Jobst--

You wrote:

Yesterday I wondered whether under Approval Voting there
would always be some equilibrium of the following kind:
All voters specify "sincere" approvals in the sense that when they prefer X to Y
they do not approve of Y without approving of X; and no group of voters can improve
their result by changing their specified approvals to some different
but still "sincere" (!) set of approvals.


I hoped that such weak kinds of equilibria might exist always.

I reply:

This is a quick reply., using a simpler example. James posted a co-operation/defection exmple in which co-operation wasn't a Nash equilibriuim.

Actual preferences:

40: C
31: ABC
29: BAC

Say the voters don't know that A is any more popular than B.

If the A and B votes vote for A and B, then C loses. But say the A voters co-operate by voting for A and B, but the B voters defect by voting only for B. B wins. The B voters have succeeded in taking advantage of the co-operation of the A voters.

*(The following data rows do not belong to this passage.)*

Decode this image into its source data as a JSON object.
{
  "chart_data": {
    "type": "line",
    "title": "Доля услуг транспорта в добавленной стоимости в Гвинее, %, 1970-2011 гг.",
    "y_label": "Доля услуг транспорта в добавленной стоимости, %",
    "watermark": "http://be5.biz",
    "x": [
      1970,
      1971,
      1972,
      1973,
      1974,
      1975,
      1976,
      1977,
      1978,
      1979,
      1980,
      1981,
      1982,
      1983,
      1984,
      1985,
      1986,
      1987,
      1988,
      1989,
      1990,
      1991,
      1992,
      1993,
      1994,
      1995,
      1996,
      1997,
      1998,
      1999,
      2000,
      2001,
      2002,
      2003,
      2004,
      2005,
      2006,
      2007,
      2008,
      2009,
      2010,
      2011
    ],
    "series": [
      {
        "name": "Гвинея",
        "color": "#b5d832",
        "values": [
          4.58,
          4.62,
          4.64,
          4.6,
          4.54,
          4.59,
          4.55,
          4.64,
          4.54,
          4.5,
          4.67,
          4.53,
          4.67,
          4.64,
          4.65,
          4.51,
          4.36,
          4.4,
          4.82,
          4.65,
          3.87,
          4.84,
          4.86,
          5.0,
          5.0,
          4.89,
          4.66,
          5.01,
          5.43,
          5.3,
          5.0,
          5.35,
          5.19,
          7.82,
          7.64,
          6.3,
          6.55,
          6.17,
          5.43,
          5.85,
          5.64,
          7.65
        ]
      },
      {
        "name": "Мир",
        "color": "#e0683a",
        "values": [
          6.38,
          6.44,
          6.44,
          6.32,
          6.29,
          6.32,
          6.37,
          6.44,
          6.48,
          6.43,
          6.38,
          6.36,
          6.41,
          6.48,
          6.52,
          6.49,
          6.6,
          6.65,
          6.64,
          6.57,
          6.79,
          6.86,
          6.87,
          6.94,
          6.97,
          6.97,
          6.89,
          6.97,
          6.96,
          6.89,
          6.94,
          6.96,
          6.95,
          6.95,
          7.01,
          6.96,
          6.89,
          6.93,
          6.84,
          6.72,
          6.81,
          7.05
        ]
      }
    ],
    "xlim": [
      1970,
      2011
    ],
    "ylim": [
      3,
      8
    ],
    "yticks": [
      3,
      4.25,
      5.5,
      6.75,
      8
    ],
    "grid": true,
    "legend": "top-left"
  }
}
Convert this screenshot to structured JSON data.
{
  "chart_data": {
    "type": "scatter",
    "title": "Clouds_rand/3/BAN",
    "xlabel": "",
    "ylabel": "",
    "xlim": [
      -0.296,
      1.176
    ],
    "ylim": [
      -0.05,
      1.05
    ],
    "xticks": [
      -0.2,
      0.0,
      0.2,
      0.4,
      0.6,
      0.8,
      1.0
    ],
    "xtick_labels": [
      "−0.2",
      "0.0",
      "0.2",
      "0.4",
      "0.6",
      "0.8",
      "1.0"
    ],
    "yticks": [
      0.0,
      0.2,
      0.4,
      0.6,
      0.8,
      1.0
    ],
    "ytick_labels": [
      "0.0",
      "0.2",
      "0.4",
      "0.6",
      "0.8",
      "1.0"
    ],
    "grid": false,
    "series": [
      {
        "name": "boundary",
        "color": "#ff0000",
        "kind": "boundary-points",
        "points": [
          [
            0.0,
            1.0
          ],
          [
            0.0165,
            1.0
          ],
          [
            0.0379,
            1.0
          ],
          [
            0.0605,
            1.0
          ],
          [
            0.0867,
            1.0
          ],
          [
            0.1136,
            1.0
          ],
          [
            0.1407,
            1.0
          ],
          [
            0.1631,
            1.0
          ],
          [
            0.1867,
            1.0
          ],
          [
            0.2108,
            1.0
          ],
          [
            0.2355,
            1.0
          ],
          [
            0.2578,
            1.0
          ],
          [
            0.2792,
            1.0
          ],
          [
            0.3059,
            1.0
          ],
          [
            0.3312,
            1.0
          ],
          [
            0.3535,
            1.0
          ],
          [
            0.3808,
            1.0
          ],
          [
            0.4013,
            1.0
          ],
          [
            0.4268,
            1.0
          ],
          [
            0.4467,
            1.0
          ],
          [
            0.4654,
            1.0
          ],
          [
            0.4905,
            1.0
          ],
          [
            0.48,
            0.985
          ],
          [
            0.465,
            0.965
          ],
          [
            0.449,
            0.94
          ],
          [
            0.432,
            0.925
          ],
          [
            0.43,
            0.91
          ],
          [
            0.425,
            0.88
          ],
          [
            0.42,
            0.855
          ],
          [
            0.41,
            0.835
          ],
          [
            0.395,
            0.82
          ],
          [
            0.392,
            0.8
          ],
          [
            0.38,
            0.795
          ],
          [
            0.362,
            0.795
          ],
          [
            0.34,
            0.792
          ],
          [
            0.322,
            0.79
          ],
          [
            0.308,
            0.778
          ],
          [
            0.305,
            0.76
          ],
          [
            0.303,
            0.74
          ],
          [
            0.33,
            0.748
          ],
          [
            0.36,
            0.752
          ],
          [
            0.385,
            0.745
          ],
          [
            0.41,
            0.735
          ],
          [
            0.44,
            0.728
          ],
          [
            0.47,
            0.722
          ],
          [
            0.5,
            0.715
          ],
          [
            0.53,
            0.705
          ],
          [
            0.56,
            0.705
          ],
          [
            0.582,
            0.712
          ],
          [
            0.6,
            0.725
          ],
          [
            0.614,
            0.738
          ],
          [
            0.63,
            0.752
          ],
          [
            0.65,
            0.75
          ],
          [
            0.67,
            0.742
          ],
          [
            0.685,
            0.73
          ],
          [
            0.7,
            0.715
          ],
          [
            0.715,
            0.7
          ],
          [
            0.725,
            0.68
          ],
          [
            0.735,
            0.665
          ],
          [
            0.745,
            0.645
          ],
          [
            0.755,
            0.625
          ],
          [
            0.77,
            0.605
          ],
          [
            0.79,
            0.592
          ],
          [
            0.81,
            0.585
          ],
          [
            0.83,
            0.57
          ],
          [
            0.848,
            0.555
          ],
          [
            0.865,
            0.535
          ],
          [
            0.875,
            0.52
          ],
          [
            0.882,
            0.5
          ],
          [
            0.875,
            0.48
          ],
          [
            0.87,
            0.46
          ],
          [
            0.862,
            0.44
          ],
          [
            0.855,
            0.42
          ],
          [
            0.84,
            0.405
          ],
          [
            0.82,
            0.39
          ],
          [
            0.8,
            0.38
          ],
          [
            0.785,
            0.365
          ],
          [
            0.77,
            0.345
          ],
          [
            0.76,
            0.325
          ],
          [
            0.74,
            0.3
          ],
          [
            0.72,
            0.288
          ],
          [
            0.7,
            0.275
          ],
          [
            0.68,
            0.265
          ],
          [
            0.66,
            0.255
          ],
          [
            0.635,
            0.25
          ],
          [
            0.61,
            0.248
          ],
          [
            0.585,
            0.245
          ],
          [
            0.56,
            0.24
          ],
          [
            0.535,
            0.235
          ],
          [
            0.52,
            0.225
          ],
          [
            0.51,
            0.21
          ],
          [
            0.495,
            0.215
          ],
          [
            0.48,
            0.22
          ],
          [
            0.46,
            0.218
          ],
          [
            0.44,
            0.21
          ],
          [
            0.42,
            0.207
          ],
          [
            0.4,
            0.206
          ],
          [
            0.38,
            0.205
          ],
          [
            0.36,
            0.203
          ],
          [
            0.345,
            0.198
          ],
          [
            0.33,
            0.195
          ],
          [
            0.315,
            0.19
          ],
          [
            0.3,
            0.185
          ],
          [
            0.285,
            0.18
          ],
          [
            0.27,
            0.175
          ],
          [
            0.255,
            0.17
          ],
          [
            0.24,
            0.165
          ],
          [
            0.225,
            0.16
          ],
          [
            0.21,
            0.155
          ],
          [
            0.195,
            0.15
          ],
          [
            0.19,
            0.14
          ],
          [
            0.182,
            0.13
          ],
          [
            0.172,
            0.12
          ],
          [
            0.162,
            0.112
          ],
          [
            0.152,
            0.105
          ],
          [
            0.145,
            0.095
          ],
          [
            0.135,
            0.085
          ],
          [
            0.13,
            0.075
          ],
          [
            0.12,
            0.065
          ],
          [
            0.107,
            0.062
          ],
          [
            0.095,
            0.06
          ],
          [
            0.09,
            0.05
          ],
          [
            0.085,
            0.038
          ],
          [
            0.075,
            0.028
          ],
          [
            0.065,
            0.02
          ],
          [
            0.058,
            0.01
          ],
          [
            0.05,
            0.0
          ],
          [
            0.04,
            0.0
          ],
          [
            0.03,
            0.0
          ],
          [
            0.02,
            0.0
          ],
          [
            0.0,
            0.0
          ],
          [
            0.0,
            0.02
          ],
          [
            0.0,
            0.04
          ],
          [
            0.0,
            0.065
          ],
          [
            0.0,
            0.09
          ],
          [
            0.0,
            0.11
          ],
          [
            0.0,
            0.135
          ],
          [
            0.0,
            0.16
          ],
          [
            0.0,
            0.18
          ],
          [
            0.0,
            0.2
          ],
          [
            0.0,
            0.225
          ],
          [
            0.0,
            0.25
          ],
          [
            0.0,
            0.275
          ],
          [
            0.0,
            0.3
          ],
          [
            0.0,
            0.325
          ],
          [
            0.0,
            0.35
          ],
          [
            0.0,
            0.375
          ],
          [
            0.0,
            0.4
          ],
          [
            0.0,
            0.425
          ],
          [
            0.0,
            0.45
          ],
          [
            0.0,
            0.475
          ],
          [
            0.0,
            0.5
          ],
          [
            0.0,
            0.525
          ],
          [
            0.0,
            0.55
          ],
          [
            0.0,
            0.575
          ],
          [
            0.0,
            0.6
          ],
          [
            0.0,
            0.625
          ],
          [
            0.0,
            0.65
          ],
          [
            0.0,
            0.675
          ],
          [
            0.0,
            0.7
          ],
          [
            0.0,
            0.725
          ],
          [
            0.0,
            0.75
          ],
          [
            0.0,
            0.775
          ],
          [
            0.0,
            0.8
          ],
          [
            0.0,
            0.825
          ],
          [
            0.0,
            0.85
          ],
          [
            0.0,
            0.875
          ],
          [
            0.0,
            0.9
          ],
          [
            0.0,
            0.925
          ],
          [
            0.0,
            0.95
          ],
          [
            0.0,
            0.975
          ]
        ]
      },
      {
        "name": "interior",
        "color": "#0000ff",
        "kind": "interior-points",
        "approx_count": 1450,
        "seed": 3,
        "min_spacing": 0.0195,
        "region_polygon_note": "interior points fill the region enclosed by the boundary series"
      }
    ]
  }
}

That's the worst bad-example for Approval, and it's been mentioned by anti-Approval authors.

Of course it's a problem, but I've told some reasons why I don't consider it to be a serious problem.

If the B voters take victory in that way, it isn't a majorilty rule violation. The example suggests some reason to believe that A & B are similar, being a mutual majority set, in which case it won't matter so much which one wins.

If I were an A voter, and there were a possibility that the B voters would defect, I'd likely vote for both anyway, because if the B voters want B to win that badly, then maybe it's more important to them than it is to me which of {A,B} wins.

But the problem can be avoided by discussion, negotiation, threats, etc. James reasonably said that those solutions just evade the problem, because the method itself isnt solving the problem. Nevertheless, if there's any reason to believe that A is more popular than B, or more of a compromise, a CW (maybe the C voters prefer A to B), or more ethical or honest, etc., then the A voters could publicize that they're voting only for A, because they know that the B voters are inclined to defect, and because of principle, since A is more honest, more popular, the CW, etc.

Anyway, if the B voters do that, and the A voters aren't content to let them get away with it, then, if the defection is resented as cheating, the A voters won't help the B voters' candidate(s) again, and the B voters have hurt their cause.

For all these reasons, and probably a few more, I don't consider that co-operation/defection problem to be a serious problem.

With Approval, and with wv Condorcet, if there's a CW, then there's always at least one Nash equilibrium in which the CW wins and no one reverses a preference.

That can't be said for Pluirality, IRV, or margins Condorcet, with which there are situations with a CW where the only Nash equilibria in which the CW wins have people reversing a preference to protect the CW's win.